The third movement of Simple Symphony, it might be cogently argued, hints at the suffering love can bring, often damnably concurrent with fulfilment. He was inspired by Rimbaud who, we mustn’t forget, wrote all his poetry while still in his teens; before he turned twenty, his writing career had ended and he was dead by the time he turned thirty-seven. His was a precocious, impetuous, tempestuous talent. Interesting then, that we revere the work now as if from the mind and hand of a mature wordsmith; yet there’s as much that’s as youthful and unbitten by the cynicism that derives from experience as in Britten’s fragmentary themes. Britten might well have been susceptible to Rimbaud’s eloquence, but he almost surely would’ve identified with Rimbaud’s focus on his lover, as Britten, around that time, was engrossed with two lovers, to who he respectively dedicates certain pieces. With Noonan’s silken soprano rendering the libretto (after Rimbaud’s poems) in French and with Britten’s luxuriant string arrangements also now accenting a French sensibility, Bonachela has found a supportive setting for his intimate and often sexualised choreographic inclinations. These dances comprise the many colour and complexions of love, charting the course from innocence to one that can border on depravity and even savagery. There’s the thrill of the hunt; the unfolding, physically and emotionally; the risks on the road to rapport; the anticipation and heat of first congress. Almost all at once, it’s tense and tender; poignant and passionate. Intensity is sustained, almost unrelenting, but the best is saved for last: of all the songs, it’s Depart, in which two male dancers explore each other with irrepressibly erotic fervour.

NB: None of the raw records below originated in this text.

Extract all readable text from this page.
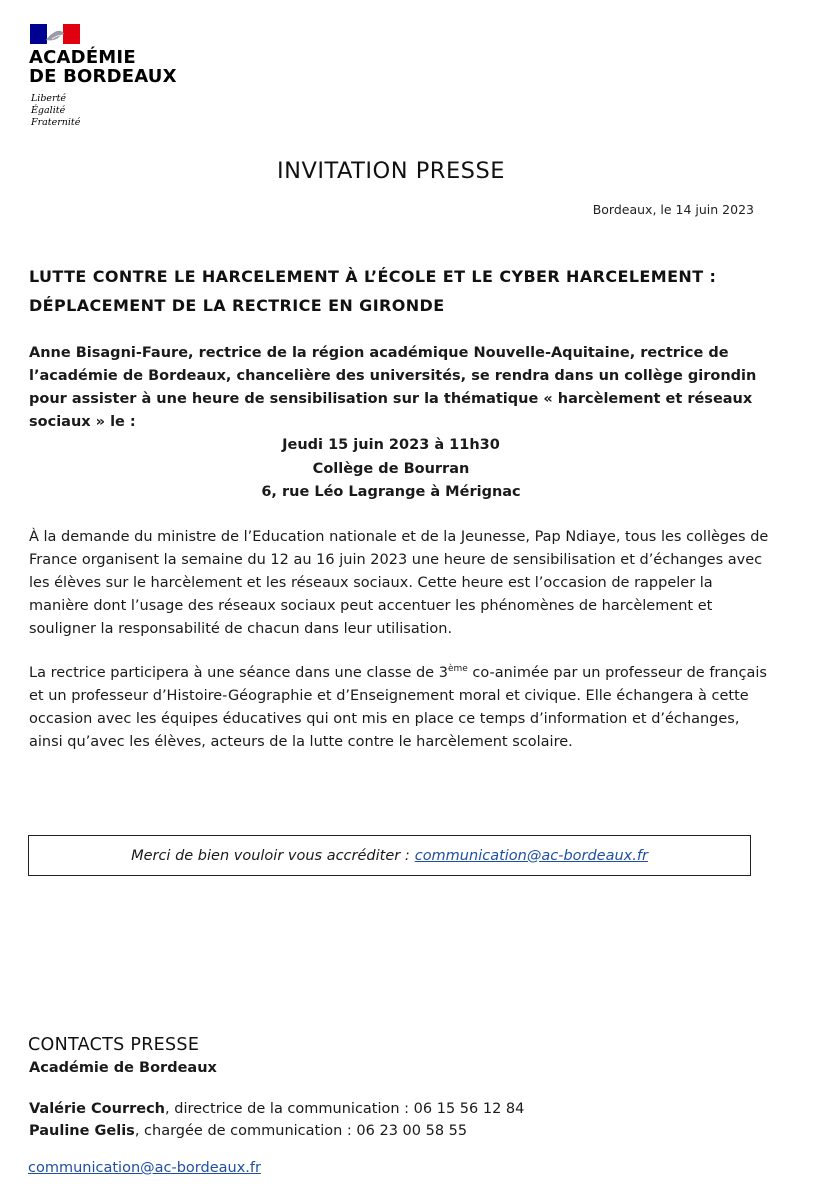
ACADÉMIE
DE BORDEAUX
Liberté
Égalité
Fraternité
INVITATION PRESSE
Bordeaux, le 14 juin 2023
LUTTE CONTRE LE HARCELEMENT À L’ÉCOLE ET LE CYBER HARCELEMENT :
DÉPLACEMENT DE LA RECTRICE EN GIRONDE
Anne Bisagni-Faure, rectrice de la région académique Nouvelle-Aquitaine, rectrice de l’académie de Bordeaux, chancelière des universités, se rendra dans un collège girondin pour assister à une heure de sensibilisation sur la thématique « harcèlement et réseaux sociaux » le :
Jeudi 15 juin 2023 à 11h30
Collège de Bourran
6, rue Léo Lagrange à Mérignac
À la demande du ministre de l’Education nationale et de la Jeunesse, Pap Ndiaye, tous les collèges de France organisent la semaine du 12 au 16 juin 2023 une heure de sensibilisation et d’échanges avec les élèves sur le harcèlement et les réseaux sociaux. Cette heure est l’occasion de rappeler la manière dont l’usage des réseaux sociaux peut accentuer les phénomènes de harcèlement et souligner la responsabilité de chacun dans leur utilisation.
La rectrice participera à une séance dans une classe de 3ème co-animée par un professeur de français et un professeur d’Histoire-Géographie et d’Enseignement moral et civique. Elle échangera à cette occasion avec les équipes éducatives qui ont mis en place ce temps d’information et d’échanges, ainsi qu’avec les élèves, acteurs de la lutte contre le harcèlement scolaire.
Merci de bien vouloir vous accréditer : communication@ac-bordeaux.fr
CONTACTS PRESSE
Académie de Bordeaux
Valérie Courrech, directrice de la communication : 06 15 56 12 84
Pauline Gelis, chargée de communication : 06 23 00 58 55
communication@ac-bordeaux.fr
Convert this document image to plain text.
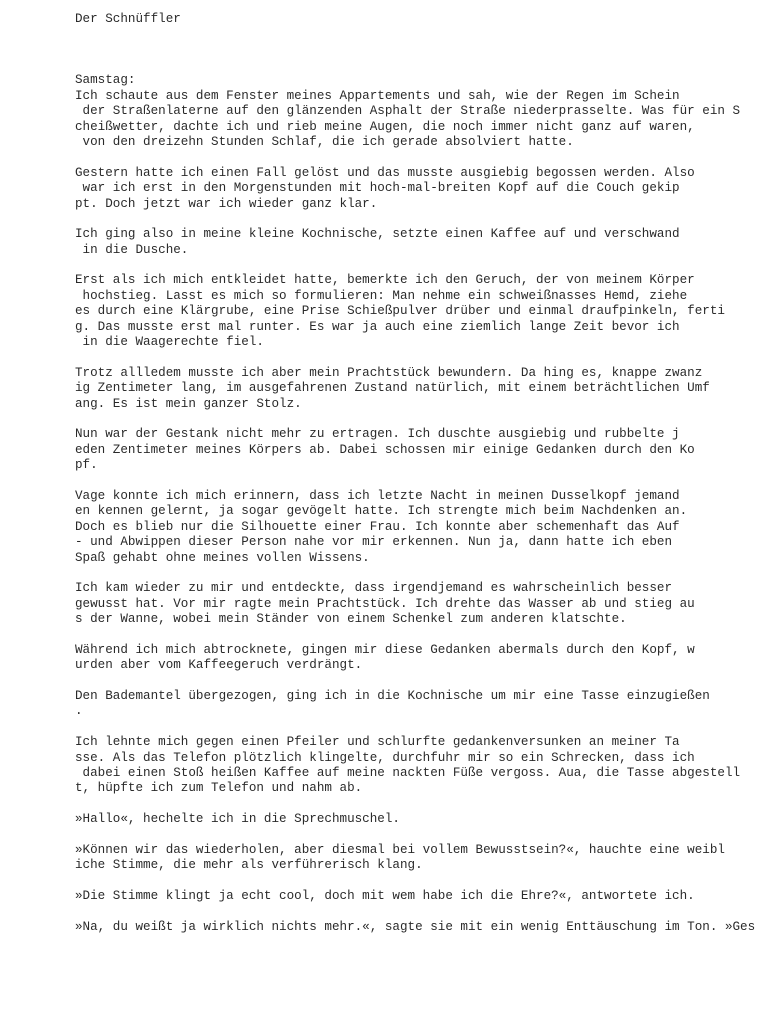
Der Schnüffler
Samstag:
Ich schaute aus dem Fenster meines Appartements und sah, wie der Regen im Schein
der Straßenlaterne auf den glänzenden Asphalt der Straße niederprasselte. Was für ein S
cheißwetter, dachte ich und rieb meine Augen, die noch immer nicht ganz auf waren,
von den dreizehn Stunden Schlaf, die ich gerade absolviert hatte.
Gestern hatte ich einen Fall gelöst und das musste ausgiebig begossen werden. Also
war ich erst in den Morgenstunden mit hoch-mal-breiten Kopf auf die Couch gekip
pt. Doch jetzt war ich wieder ganz klar.
Ich ging also in meine kleine Kochnische, setzte einen Kaffee auf und verschwand
in die Dusche.
Erst als ich mich entkleidet hatte, bemerkte ich den Geruch, der von meinem Körper
hochstieg. Lasst es mich so formulieren: Man nehme ein schweißnasses Hemd, ziehe
es durch eine Klärgrube, eine Prise Schießpulver drüber und einmal draufpinkeln, ferti
g. Das musste erst mal runter. Es war ja auch eine ziemlich lange Zeit bevor ich
in die Waagerechte fiel.
Trotz allledem musste ich aber mein Prachtstück bewundern. Da hing es, knappe zwanz
ig Zentimeter lang, im ausgefahrenen Zustand natürlich, mit einem beträchtlichen Umf
ang. Es ist mein ganzer Stolz.
Nun war der Gestank nicht mehr zu ertragen. Ich duschte ausgiebig und rubbelte j
eden Zentimeter meines Körpers ab. Dabei schossen mir einige Gedanken durch den Ko
pf.
Vage konnte ich mich erinnern, dass ich letzte Nacht in meinen Dusselkopf jemand
en kennen gelernt, ja sogar gevögelt hatte. Ich strengte mich beim Nachdenken an.
Doch es blieb nur die Silhouette einer Frau. Ich konnte aber schemenhaft das Auf
- und Abwippen dieser Person nahe vor mir erkennen. Nun ja, dann hatte ich eben
Spaß gehabt ohne meines vollen Wissens.
Ich kam wieder zu mir und entdeckte, dass irgendjemand es wahrscheinlich besser
gewusst hat. Vor mir ragte mein Prachtstück. Ich drehte das Wasser ab und stieg au
s der Wanne, wobei mein Ständer von einem Schenkel zum anderen klatschte.
Während ich mich abtrocknete, gingen mir diese Gedanken abermals durch den Kopf, w
urden aber vom Kaffeegeruch verdrängt.
Den Bademantel übergezogen, ging ich in die Kochnische um mir eine Tasse einzugießen
.
Ich lehnte mich gegen einen Pfeiler und schlurfte gedankenversunken an meiner Ta
sse. Als das Telefon plötzlich klingelte, durchfuhr mir so ein Schrecken, dass ich
dabei einen Stoß heißen Kaffee auf meine nackten Füße vergoss. Aua, die Tasse abgestell
t, hüpfte ich zum Telefon und nahm ab.
»Hallo«, hechelte ich in die Sprechmuschel.
»Können wir das wiederholen, aber diesmal bei vollem Bewusstsein?«, hauchte eine weibl
iche Stimme, die mehr als verführerisch klang.
»Die Stimme klingt ja echt cool, doch mit wem habe ich die Ehre?«, antwortete ich.
»Na, du weißt ja wirklich nichts mehr.«, sagte sie mit ein wenig Enttäuschung im Ton. »Ges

Bonachela has found heart, truth and spirit in bringing elements of literature, music and dance together. It’s inspired and vigorous and these qualities seem to have found contagion in all involved, on stage and off.

Life is not a cabaret, of course, but a savage parade and, in Les Illuminations, Bonachela, with a little bit of help from Britten, Rimbaud, the SSO, Ms Noonan and eight of Sydney Dance Company’s best dancers, gives us a palpable, relatable sense of its cruel and wonderful dimensions.

The details: Les Illuminations played The Studio, Sydney Opera House on August 28-31.